At the height of the internet boom, marketers had big dreams about harnessing the power of consumer information. As they saw it, the Internet had created opportunities for data mining, cross-selling, and targeted marketing that went far beyond what was feasible in traditional commerce. Airlines could find out who was checking fares to the Caribbean. Health-care companies could keep track of who was reading up on diabetes or schizophrenia. At last, it would be fast, easy, and cheap to profile a vast assortment of customers--and to pitch them accordingly.
But then the privacy backlash set in. Consumers began to worry that their health records, their music tastes, and other information about them were being put at the disposal of strangers. Meanwhile, a highly vocal privacy-advocacy community began publicizing outrage-of-the-month incidents--which put pressure on perceived offenders to back away from plans to make full use of customer data. Amazon.com, for example, tried to publish lists of the books that sold best among employees of Coca-Cola, IBM, and the like, only to retreat after some customers complained that their reading tastes weren't anyone else's business.
As a result, lots of big companies began treating online privacy in a purely defensive way--as an issue to be handled mainly by their legal department. "Just don't get it wrong" supplanted "Get it right."
Lately, though, all sorts of organizations that do business on the Internet are taking a fresh look at their privacy strategies. Their objective: to strike the right balance between shielding each user's privacy and exploiting a rich mountain of consumer data. "Good privacy can be a good business practice," contends David Kramer, a partner at Wilson Sonsini Goodrich & Rosati, one of Silicon Valley's top law firms. "If you think about it, it's really part of good customer service."
In this new environment, companies aren't abandoning efforts to extract value from online databases. But they are gathering and exploiting data in a more consumer-sensitive way. Replacing the strip-mining tactics that consumers fear most is an approach that rests on a few basic principles.
Over the past few years, companies have tended to keep privacy issues in a haze. Too often, privacy policies have been verbose and jargon-filled, and companies have buried them in obscure corners of Web sites or deep inside long-winded emails.

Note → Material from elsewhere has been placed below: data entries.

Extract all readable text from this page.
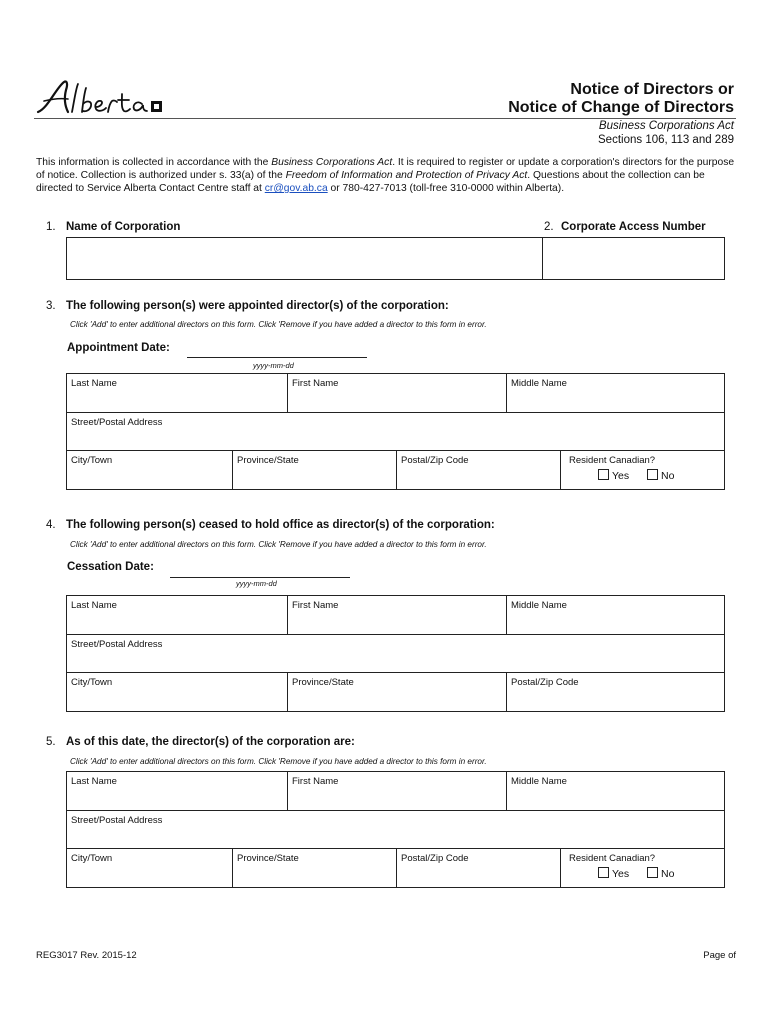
Notice of Directors or
Notice of Change of Directors
Business Corporations Act
Sections 106, 113 and 289
This information is collected in accordance with the Business Corporations Act. It is required to register or update a corporation's directors for the purpose of notice. Collection is authorized under s. 33(a) of the Freedom of Information and Protection of Privacy Act. Questions about the collection can be directed to Service Alberta Contact Centre staff at cr@gov.ab.ca or 780-427-7013 (toll-free 310-0000 within Alberta).
1. Name of Corporation	2. Corporate Access Number
3. The following person(s) were appointed director(s) of the corporation:
Click 'Add' to enter additional directors on this form. Click 'Remove if you have added a director to this form in error.
Appointment Date:
yyyy-mm-dd
Last Name	First Name	Middle Name
Street/Postal Address
City/Town	Province/State	Postal/Zip Code	Resident Canadian?
Yes	No
4. The following person(s) ceased to hold office as director(s) of the corporation:
Click 'Add' to enter additional directors on this form. Click 'Remove if you have added a director to this form in error.
Cessation Date:
yyyy-mm-dd
Last Name	First Name	Middle Name
Street/Postal Address
City/Town	Province/State	Postal/Zip Code
5. As of this date, the director(s) of the corporation are:
Click 'Add' to enter additional directors on this form. Click 'Remove if you have added a director to this form in error.
Last Name	First Name	Middle Name
Street/Postal Address
City/Town	Province/State	Postal/Zip Code	Resident Canadian?
Yes	No
REG3017 Rev. 2015-12	Page of
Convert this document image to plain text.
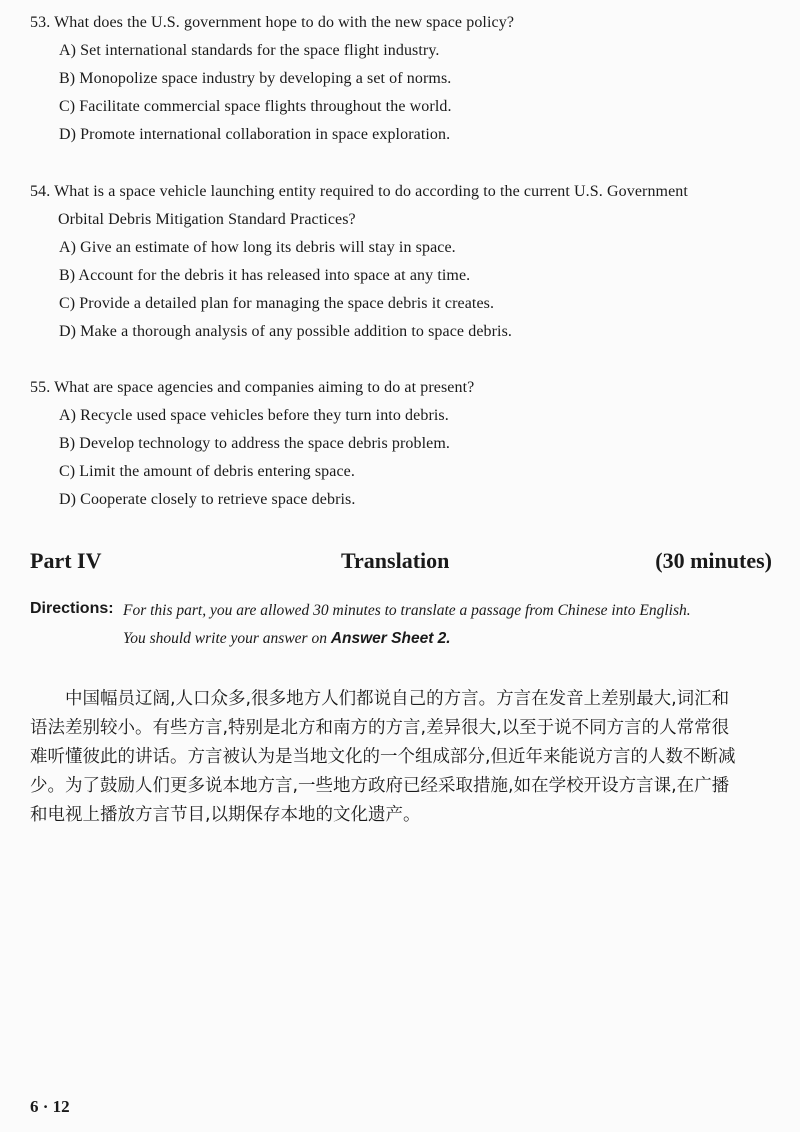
53. What does the U.S. government hope to do with the new space policy?
A) Set international standards for the space flight industry.
B) Monopolize space industry by developing a set of norms.
C) Facilitate commercial space flights throughout the world.
D) Promote international collaboration in space exploration.
54. What is a space vehicle launching entity required to do according to the current U.S. Government
Orbital Debris Mitigation Standard Practices?
A) Give an estimate of how long its debris will stay in space.
B) Account for the debris it has released into space at any time.
C) Provide a detailed plan for managing the space debris it creates.
D) Make a thorough analysis of any possible addition to space debris.
55. What are space agencies and companies aiming to do at present?
A) Recycle used space vehicles before they turn into debris.
B) Develop technology to address the space debris problem.
C) Limit the amount of debris entering space.
D) Cooperate closely to retrieve space debris.
Part IV	Translation	(30 minutes)
Directions: For this part, you are allowed 30 minutes to translate a passage from Chinese into English.
You should write your answer on Answer Sheet 2.
　　中国幅员辽阔,人口众多,很多地方人们都说自己的方言。方言在发音上差别最大,词汇和
语法差别较小。有些方言,特别是北方和南方的方言,差异很大,以至于说不同方言的人常常很
难听懂彼此的讲话。方言被认为是当地文化的一个组成部分,但近年来能说方言的人数不断减
少。为了鼓励人们更多说本地方言,一些地方政府已经采取措施,如在学校开设方言课,在广播
和电视上播放方言节目,以期保存本地的文化遗产。
6 · 12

That's not smart, and in some industries, it's not even legal. New federal regulations require companies in the health-care and financial-services fields to post clear highly visible privacy policies on the Web, and to remind users repeatedly that they can opt out of future marketing initiatives. But even in industries where anything goes, there's a strong case to be made for being candid rather than coy. If you want your customers to remain your customers, then you should be reasonably clear about how you plan to use information about them--and what their rights are regarding that information.
Isn't there a risk that most consumers will make their data off-limits if the opt-out card is easy to play? Not if companies convince consumers that data sharing is worth it. In fact, if opt-out rates start to rise much above 10%, that's probably a good sign that a company has done a poor job of designing its marketing promotions.
Don't let a third party use your data to communicate directly with customers. That's a steady refrain of Marc Loewenthal, chief privacy officer at Providian Financial, a San Francisco-based credit-card issuer. Sure, there are good reasons why Providian might allow businesses like Avis Rent A Car, Flowers.com, and Marriott Hotels to pitch their goodies to its online customers. But, Loewenthal says, that kind of dialogue should always begin with an email or targeted ad sent by Providian itself, and only those customers who respond to such a message should be put in touch with a third-party marketer.
From a privacy standpoint, Loewenthal argues, that's a much more attractive option than opening up vast swathes of Providian's cardholder registry to outsiders. Customers receive only those pitches that Providian thinks might appeal to them--and they don't run the risk of getting bombarded with spam. What's more, Providian maximizes the long-term value of its large customer database. "That's a no-brainer for us," Loewenthal says. "Customer data is very valuable to us, and we need to guard it very jealously."